Наша первая встреча состоялась в одном из городов Восточной Сибири, где я находился по делам службы при приеме арестантской партии.
Когда собралось все надлежащее начальство и смотритель тюрьмы крикнул старосту, то вышел этот высокий, худой старик, гремя на ходу ножными кандалами, и снял шапку-картуз из серого сукна без козырька.
Я положительно впился в него глазами, до того он мне сразу показался симпатичным, даже в его, безобразящем всех, костюме; но более всего меня поразило то обстоятельство, что при первом появлении его перед столом, где заседало начальство, лица, его составляющие: советник губернского правления, полицеймейстер, инспектор пересылки арестантов и смотритель — все по большей части сибирские служаки-старожилы, пропустившие мимо себя не одну тысячу этих «несчастненьких», как симпатично окрестил русский народ арестантов, и сердца которых от долгой привычки закрылись для пропуска какого-либо чувства сожаления или симпатии к этим, давно намозолившим им глаза варнакам, — сразу изменились… На губах их мелькнула добродушная улыбка, и они почти хором, голосом, в котором звучали совершенно несвойственные им почти нежные ноты, воскликнули:
— Здравствуй, Кузьмич!
— Здравствуйте, господа! — степенно отвечал вышедший, вскинув на мгновение на всех нас глаза.
Глаза эти были светло-голубые, сохранившие почти свежесть юности.
— Где изловили? — спросил смотритель, и в голосе его послышалось как бы сожаление.
— В Киеве, ваше выс-родие, — отвечал арестант, — у самых ворот Лавры.
— Как же это так?
— Строго ноне стало, везде паспорта спрашивают, а у меня какой же?
— А ты что же не промыслил? — заметил я.
— Зачем грех на душу брать, — отвечал мне Кузьмич, окинув меня как новое для него лицо быстрым взглядом.
Началась проверка арестантов по статейным спискам.
«Ну, — подумал я, — вот гусь-то!
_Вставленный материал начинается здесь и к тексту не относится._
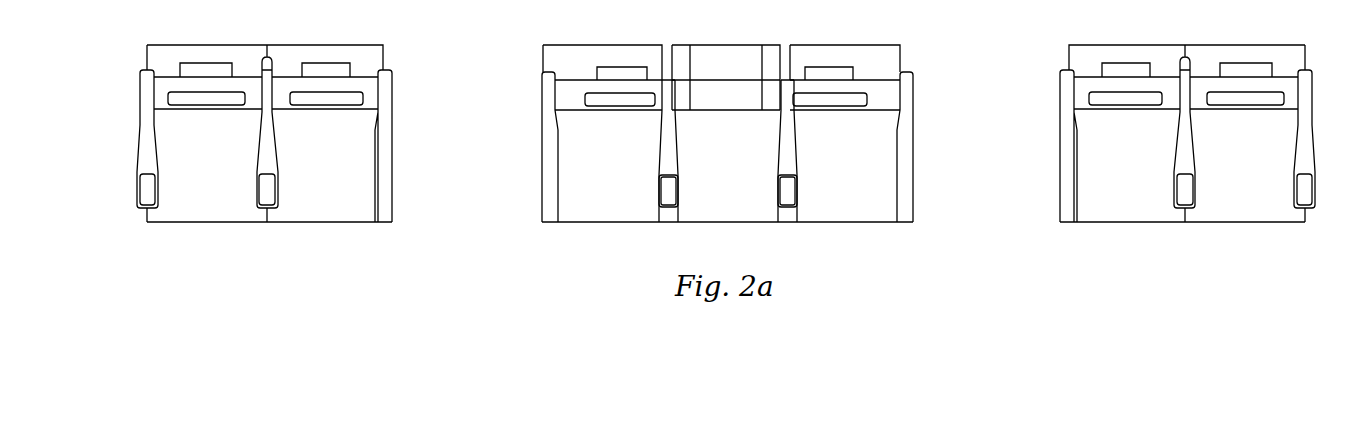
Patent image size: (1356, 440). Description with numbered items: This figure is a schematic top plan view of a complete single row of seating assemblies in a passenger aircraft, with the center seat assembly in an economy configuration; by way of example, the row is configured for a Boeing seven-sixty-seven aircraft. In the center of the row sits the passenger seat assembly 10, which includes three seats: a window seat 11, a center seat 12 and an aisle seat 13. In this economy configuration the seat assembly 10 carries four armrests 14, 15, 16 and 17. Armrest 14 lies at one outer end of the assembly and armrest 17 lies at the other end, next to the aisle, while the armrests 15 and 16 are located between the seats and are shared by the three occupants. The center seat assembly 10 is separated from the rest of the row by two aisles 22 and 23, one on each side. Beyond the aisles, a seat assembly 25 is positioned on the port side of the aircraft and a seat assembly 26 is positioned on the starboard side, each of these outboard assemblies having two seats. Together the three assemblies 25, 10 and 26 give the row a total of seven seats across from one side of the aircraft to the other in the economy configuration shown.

The passenger seat assembly 10 is at (520, 36).
The window seat 11 is at (618, 176).
The center seat 12 is at (740, 176).
The aisle seat 13 is at (852, 177).
The armrest 14 is at (547, 203).
The armrest 15 is at (665, 200).
The armrest 16 is at (787, 202).
The armrest 17 is at (907, 207).
The aisle 22 is at (477, 151).
The aisle 23 is at (995, 152).
The seat assembly 25 is at (116, 136).
The seat assembly 26 is at (1324, 128).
В каторгу-то, чай, сослан за дело почище подделки паспорта, а жить с чужим паспортом считает грехом».
За столом в это время между делом шли разговоры.
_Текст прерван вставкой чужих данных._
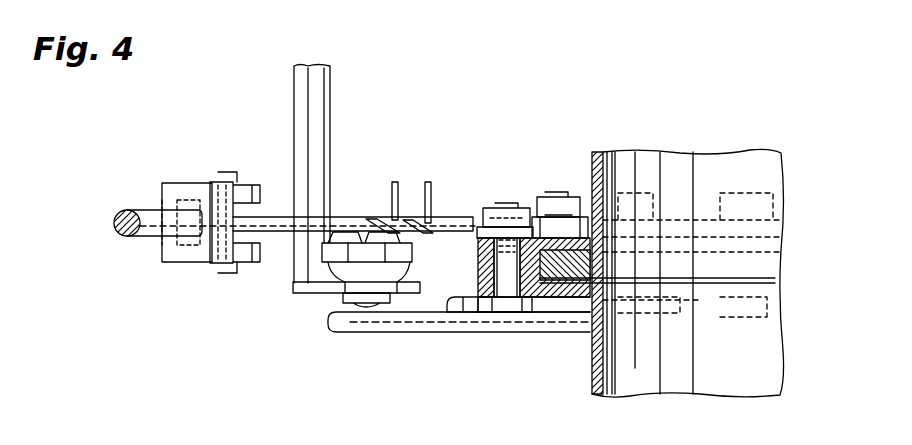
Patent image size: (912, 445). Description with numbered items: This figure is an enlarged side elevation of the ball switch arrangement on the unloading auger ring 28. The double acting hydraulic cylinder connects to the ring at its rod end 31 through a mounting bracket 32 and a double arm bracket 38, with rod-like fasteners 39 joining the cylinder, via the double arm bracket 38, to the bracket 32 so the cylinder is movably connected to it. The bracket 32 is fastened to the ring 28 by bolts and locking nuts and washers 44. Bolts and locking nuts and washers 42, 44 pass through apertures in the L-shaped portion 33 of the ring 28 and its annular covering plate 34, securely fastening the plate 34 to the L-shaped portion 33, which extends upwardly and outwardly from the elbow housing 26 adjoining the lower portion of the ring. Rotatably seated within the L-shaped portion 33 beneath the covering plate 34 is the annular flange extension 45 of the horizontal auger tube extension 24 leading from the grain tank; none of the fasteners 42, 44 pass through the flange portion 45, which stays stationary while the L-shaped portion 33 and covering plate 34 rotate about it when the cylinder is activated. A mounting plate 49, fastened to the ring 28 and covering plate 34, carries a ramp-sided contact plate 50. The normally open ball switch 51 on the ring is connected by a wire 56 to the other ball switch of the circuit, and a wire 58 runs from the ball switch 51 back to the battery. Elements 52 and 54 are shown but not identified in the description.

The horizontal auger tube extension 24 is at (731, 152).
The elbow housing 26 is at (600, 393).
The unloading auger ring 28 is at (540, 346).
The rod end 31 is at (142, 206).
The mounting bracket 32 is at (287, 216).
The L-shaped portion 33 is at (478, 272).
The annular covering plate 34 is at (480, 240).
The double arm bracket 38 is at (182, 183).
The rod-like fasteners 39 is at (227, 172).
The bolts and locking nuts and washers 42 is at (505, 208).
The bolts and locking nuts and washers 44 is at (558, 194).
The annular flange extension 45 is at (640, 278).
The mounting plate 49 is at (452, 332).
The contact plate 50 is at (383, 334).
The ball switch 51 is at (338, 264).
The column 52 is at (294, 68).
The pad 54 is at (340, 307).
The wire 56 is at (393, 182).
The wire 58 is at (428, 182).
— Ну, как, благополучно провели? — справлялся полицеймейстер у этапного офицера, приведшего партию.
— С Кузьмичом-то!? — удивленно отвечал тот. — Как овечки шли: ни шуму, ни драки, ни песен; разве что-нибудь из духовного; очень уж они его все сразу боятся и любят, чуть не молятся на него… Да вот, я за десять лет службы третий раз с ним партию вожу, и чтобы какой скандал или недоразумение — ни-ни…
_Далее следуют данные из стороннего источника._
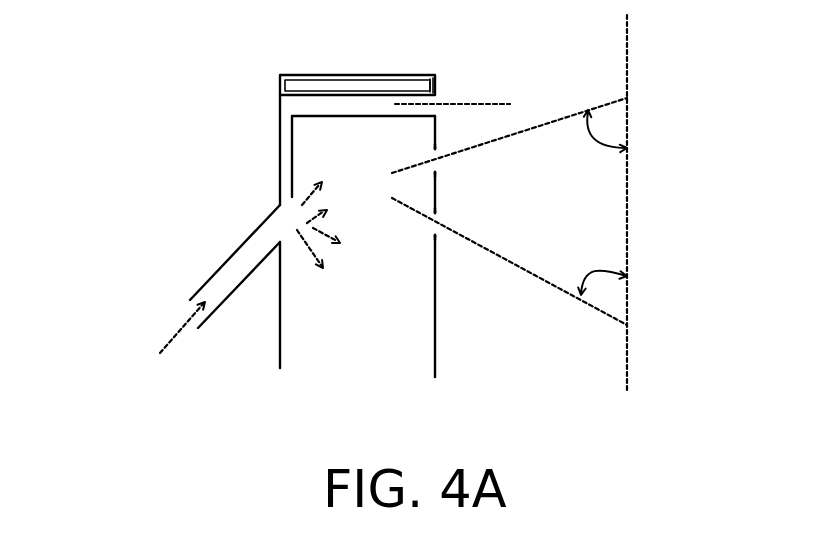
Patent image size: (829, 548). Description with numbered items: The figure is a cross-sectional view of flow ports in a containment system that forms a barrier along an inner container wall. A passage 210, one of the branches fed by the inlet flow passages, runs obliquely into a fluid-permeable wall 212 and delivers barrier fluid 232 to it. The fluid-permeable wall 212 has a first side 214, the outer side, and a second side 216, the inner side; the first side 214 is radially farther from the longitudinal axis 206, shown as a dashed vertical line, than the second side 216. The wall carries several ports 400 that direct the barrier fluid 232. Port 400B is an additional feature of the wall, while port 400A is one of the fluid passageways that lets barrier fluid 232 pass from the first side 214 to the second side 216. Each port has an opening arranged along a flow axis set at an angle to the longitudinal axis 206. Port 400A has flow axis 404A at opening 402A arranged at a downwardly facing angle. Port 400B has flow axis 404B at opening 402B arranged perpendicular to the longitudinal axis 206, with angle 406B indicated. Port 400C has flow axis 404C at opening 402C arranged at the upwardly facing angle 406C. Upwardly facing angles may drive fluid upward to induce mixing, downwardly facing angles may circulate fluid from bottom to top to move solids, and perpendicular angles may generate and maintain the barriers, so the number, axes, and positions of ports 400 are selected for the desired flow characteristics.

The longitudinal axis 206 is at (630, 110).
The passage 210 is at (215, 268).
The fluid-permeable wall 212 is at (280, 76).
The first side 214 is at (281, 180).
The second side 216 is at (435, 350).
The barrier fluid 232 is at (120, 397).
The port 400 is at (386, 237).
The port 400A is at (452, 246).
The port 400B is at (446, 91).
The port 400C is at (451, 133).
The opening 402A is at (434, 237).
The opening 402B is at (425, 74).
The opening 402C is at (435, 148).
The flow axis 404A is at (485, 252).
The flow axis 404B is at (487, 103).
The flow axis 404C is at (452, 152).
The angle 406B is at (584, 270).
The angle 406C is at (588, 130).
— Это он шестой раз с каторги-то удирает в течение, кажется, двадцати лет! — соображал вслух советник губернского правления, не обращаясь ни к кому в особенности.
— Тебя сколько лет тому назад решили-то? — обратился он к Кузьмичу.
— Двадцать лет! — не запинаясь отвечал тот.
— А который раз бегаешь?
— Шесть раз уходил, ваше в-родие!
— Седьмой не думаешь? — улыбнулся советник.
— Хворь одолела, ваше в-родие, еле и теперь на ногах стою…
— Так ты сядь, — заметил советник. — Вы позволите, господа? — обратился он к нам.
— Конечно, садись, садись! — послышались ответы.
Кузьмич, видимо, с наслаждением опустился на пол, поджав ноги.
Все виденное и слышанное мною до того меня заинтриговало, что я порешил тотчас же по окончании приема партии расспросить о Кузьмиче подробно смотрителя, который, служа уже много лет на этой должности, мог доставить мне более обстоятельные сведения.
Наконец партия была принята.
К концу приемки приехал тюремный врач, осмотрел арестантов и несколько человек отправил в больницу. В числе последних оказался и Кузьмич.
— Что с ним? — обратился я к доктору.
— Чахотка в последнем градусе, легкого не существует, месяца не протянет, — небрежно отвечал эскулап, садясь в свою пролетку, и укатил.
Разъехалось и остальное начальство. Я умышленно замедлил свой отъезд и пошел к Кузьмичу.
Тот начал было привставать, но я остановил его.
— Сиди, сиди! Я вот о чем хотел спросить тебя: ты мне ответил, что считаешь за грех жить с чужим паспортом, а между тем сослан в каторгу. Ведь не за доброе же дело, а, чай, за большой грех? Ты что сделал?